Take care when using public Wi-Fi hotspots because this may increase the risk of hacking.

You may want to use bookmarks for websites you use often to avoid landing on fraudulent sites which can look very convincing.

Invest as much time and thought into making your home Wi-Fi as secure as you do your home. Don’t make it easy for hackers.

An increasing number of us have smart devices (such as speakers, TVs) in our homes… our most private spaces. Think about what privacy settings you want and disable the features you do not want.

For organisations

Build data security into your organisational culture and ensure all staff are aware of the risks and

the key role they play in mitigating them.

Regularly review your software (including antivirus) and ensure it is updated.

Staff working from home can present new/additional risks. Think about those risks and put things in place to mitigate them as best you can.

Don’t leave your disaster recovery plan gathering dust on the shelf. Make sure it actually works.

Strong passwords and multi-factor authentication (MFA) are essential.

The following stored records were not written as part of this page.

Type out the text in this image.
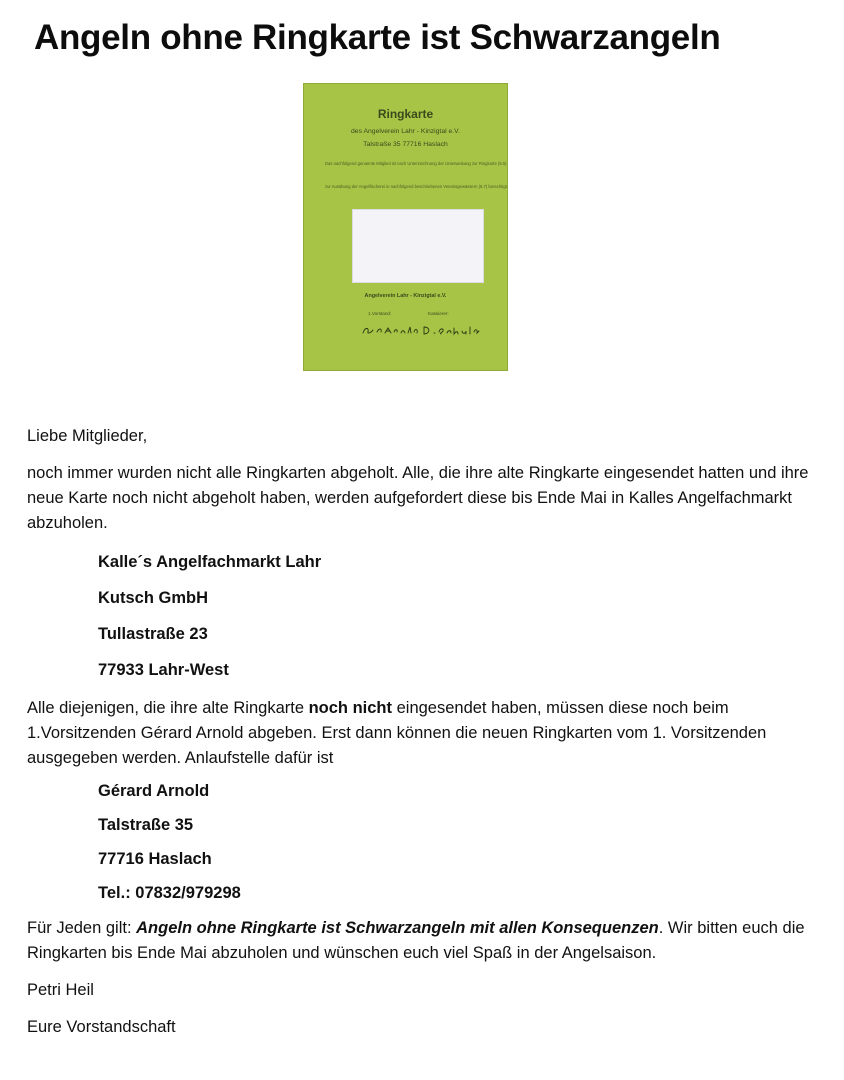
Angeln ohne Ringkarte ist Schwarzangeln
Ringkarte
des Angelverein Lahr - Kinzigtal e.V.
Talstraße 35 77716 Haslach
Das nachfolgend genannte Mitglied ist nach Unterzeichnung der Unterweisung zur Ringkarte (5.5)
zur Ausübung der Angelfischerei in nachfolgend beschriebenen Vereinsgewässern (5.7) berechtigt.
Angelverein Lahr - Kinzigtal e.V.
1.Vorstand:	Kassierer:

Liebe Mitglieder,

noch immer wurden nicht alle Ringkarten abgeholt. Alle, die ihre alte Ringkarte eingesendet hatten und ihre neue Karte noch nicht abgeholt haben, werden aufgefordert diese bis Ende Mai in Kalles Angelfachmarkt abzuholen.

Kalle´s Angelfachmarkt Lahr

Kutsch GmbH

Tullastraße 23

77933 Lahr-West

Alle diejenigen, die ihre alte Ringkarte noch nicht eingesendet haben, müssen diese noch beim 1.Vorsitzenden Gérard Arnold abgeben. Erst dann können die neuen Ringkarten vom 1. Vorsitzenden ausgegeben werden. Anlaufstelle dafür ist

Gérard Arnold

Talstraße 35

77716 Haslach

Tel.: 07832/979298

Für Jeden gilt: Angeln ohne Ringkarte ist Schwarzangeln mit allen Konsequenzen. Wir bitten euch die Ringkarten bis Ende Mai abzuholen und wünschen euch viel Spaß in der Angelsaison.

Petri Heil

Eure Vorstandschaft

If you are relying on other people/companies to look after or process personal data, make sure you know them, trust them, and have a robust written agreement in place.

There are so many plates spinning if you run a business, so get advice from a trusted source if you have concerns or need help.

It is in everyone’s interests to protect the Bailiwick, its people and its business community from data security threats.

If we think about cyber security and data protection as people protection, we better understand that we cannot afford to feel disempowered.

We would not let items of value that we own be used/misused/exploited.

It’s time we took the same view with our personal data.